Durch eine Reduzierung des Kfz-Verkehrs vermindern sich die Luftschadstoff- und Lärmimmissionen in an Straßen gelegenen Wohnquartieren. Die Reduzierung der Lärmbelastung ist vor allem entlang des Hauptverkehrsstraßennetzes dringend erforderlich. Insbesondere die Maßnahmen zur Förderung der umweltfreundlichen Verkehrsmittel (ÖPNV und Rad) stellen einen Anreiz für die Verkehrsteilnehmer*innen dar, auf das eigene Auto zu verzichten.

„Gleichzeitig entwickeln sich unsere Stadtviertel weiter. Mal behutsam, mal mutiger. Neue Quartiere entstehen dort, wo ÖPNV-Anbindungen schon jetzt gut sind oder wo neue geplant werden. Denn München braucht bezahlbare Wohnungen – für die, die bereits in München leben und für diejenigen, die neu zuziehen.

Dem wollten weder die CSU- noch die FDP-Fraktion im Ausschuss zustimmen. Auch ÖDP-Stadtrat Tobias Ruff argumentierte vehement gegen den neuen Stadtentwicklungsplan. Allerdings hat keine der drei Parteien irgendeinen Alternativvorschlag eingebracht, wie der Stadtentwicklungsplan Step 2040 aus ihrer Sicht aussehen oder angepasst werden sollte.

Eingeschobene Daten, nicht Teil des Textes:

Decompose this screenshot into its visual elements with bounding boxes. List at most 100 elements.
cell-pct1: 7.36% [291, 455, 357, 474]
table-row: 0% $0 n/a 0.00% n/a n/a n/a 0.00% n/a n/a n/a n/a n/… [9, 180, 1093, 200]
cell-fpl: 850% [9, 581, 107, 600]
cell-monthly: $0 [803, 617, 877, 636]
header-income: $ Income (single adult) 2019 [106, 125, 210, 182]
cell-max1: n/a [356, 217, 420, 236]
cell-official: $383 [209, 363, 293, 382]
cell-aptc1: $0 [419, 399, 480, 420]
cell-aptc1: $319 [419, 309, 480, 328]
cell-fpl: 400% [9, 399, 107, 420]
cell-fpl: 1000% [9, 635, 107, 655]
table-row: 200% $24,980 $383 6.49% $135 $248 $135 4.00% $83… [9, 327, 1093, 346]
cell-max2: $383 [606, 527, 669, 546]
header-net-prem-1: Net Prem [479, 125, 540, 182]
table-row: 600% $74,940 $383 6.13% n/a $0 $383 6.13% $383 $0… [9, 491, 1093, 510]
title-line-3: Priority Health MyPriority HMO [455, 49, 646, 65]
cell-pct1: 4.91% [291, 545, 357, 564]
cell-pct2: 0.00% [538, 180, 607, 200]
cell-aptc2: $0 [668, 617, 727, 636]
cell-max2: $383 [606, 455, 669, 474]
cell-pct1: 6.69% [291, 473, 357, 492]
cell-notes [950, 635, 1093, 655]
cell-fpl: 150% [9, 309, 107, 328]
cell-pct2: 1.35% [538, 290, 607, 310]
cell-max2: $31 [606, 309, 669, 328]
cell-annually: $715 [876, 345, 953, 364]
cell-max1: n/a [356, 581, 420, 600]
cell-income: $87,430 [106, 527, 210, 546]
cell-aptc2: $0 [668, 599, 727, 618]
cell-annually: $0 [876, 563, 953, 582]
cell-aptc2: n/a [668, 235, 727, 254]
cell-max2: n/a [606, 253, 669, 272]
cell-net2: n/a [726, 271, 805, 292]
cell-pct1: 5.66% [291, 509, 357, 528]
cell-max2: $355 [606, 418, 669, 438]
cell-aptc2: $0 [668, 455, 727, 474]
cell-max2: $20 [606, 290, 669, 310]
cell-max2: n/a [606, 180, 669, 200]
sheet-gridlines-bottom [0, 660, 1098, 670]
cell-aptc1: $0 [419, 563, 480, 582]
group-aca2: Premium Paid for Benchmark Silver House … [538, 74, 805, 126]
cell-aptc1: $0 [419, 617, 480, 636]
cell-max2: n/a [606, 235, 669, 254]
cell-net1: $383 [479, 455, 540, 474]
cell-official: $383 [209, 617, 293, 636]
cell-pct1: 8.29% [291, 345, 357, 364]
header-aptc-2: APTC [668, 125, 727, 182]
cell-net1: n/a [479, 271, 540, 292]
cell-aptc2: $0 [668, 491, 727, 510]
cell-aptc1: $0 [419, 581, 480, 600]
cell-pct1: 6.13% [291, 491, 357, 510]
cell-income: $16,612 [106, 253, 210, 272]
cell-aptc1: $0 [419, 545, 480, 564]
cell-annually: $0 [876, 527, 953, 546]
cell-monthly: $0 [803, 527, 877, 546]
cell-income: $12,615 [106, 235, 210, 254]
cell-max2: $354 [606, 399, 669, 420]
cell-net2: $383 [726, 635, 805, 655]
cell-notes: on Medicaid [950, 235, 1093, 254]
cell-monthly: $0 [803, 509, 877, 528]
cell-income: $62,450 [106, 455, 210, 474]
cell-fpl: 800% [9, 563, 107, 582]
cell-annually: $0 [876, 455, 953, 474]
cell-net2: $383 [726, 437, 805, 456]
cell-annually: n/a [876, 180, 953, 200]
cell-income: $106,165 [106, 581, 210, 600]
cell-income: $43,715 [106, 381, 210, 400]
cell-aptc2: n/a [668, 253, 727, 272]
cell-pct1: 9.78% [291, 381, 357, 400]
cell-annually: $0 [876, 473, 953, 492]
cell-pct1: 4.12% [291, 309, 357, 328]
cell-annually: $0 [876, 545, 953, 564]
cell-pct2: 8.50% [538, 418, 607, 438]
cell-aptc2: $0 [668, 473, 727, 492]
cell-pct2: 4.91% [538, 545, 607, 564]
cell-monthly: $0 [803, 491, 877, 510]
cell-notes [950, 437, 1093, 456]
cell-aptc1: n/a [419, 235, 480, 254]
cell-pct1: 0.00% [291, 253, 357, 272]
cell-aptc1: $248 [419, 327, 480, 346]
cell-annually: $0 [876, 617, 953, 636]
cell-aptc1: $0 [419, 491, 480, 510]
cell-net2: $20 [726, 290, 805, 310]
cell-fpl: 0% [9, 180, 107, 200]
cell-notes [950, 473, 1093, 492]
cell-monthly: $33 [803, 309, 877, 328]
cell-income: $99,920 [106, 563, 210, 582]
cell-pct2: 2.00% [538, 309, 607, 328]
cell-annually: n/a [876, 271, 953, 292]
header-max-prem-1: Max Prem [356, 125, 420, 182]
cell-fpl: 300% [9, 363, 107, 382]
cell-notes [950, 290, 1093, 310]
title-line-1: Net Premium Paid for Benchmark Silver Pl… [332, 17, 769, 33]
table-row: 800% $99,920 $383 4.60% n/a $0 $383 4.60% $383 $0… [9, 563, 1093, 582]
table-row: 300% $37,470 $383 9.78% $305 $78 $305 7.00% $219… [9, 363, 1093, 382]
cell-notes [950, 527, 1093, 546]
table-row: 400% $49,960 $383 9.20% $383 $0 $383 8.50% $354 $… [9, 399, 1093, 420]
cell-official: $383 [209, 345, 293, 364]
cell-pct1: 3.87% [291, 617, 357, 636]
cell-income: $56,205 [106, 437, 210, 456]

Das ist schade. Denn in den fünf Jahren, in denen der vorliegende Entwurf des Referates unter breiter Beteiligung (siehe oben) erarbeitet worden ist, wäre durchaus Zeit gewesen, eigene Vorstellungen zu den übergeordneten kommunalpolitischen Zielen zu entwickeln und – sei es digital oder analog – in vergleichbarer Darstellungstiefe vorzulegen.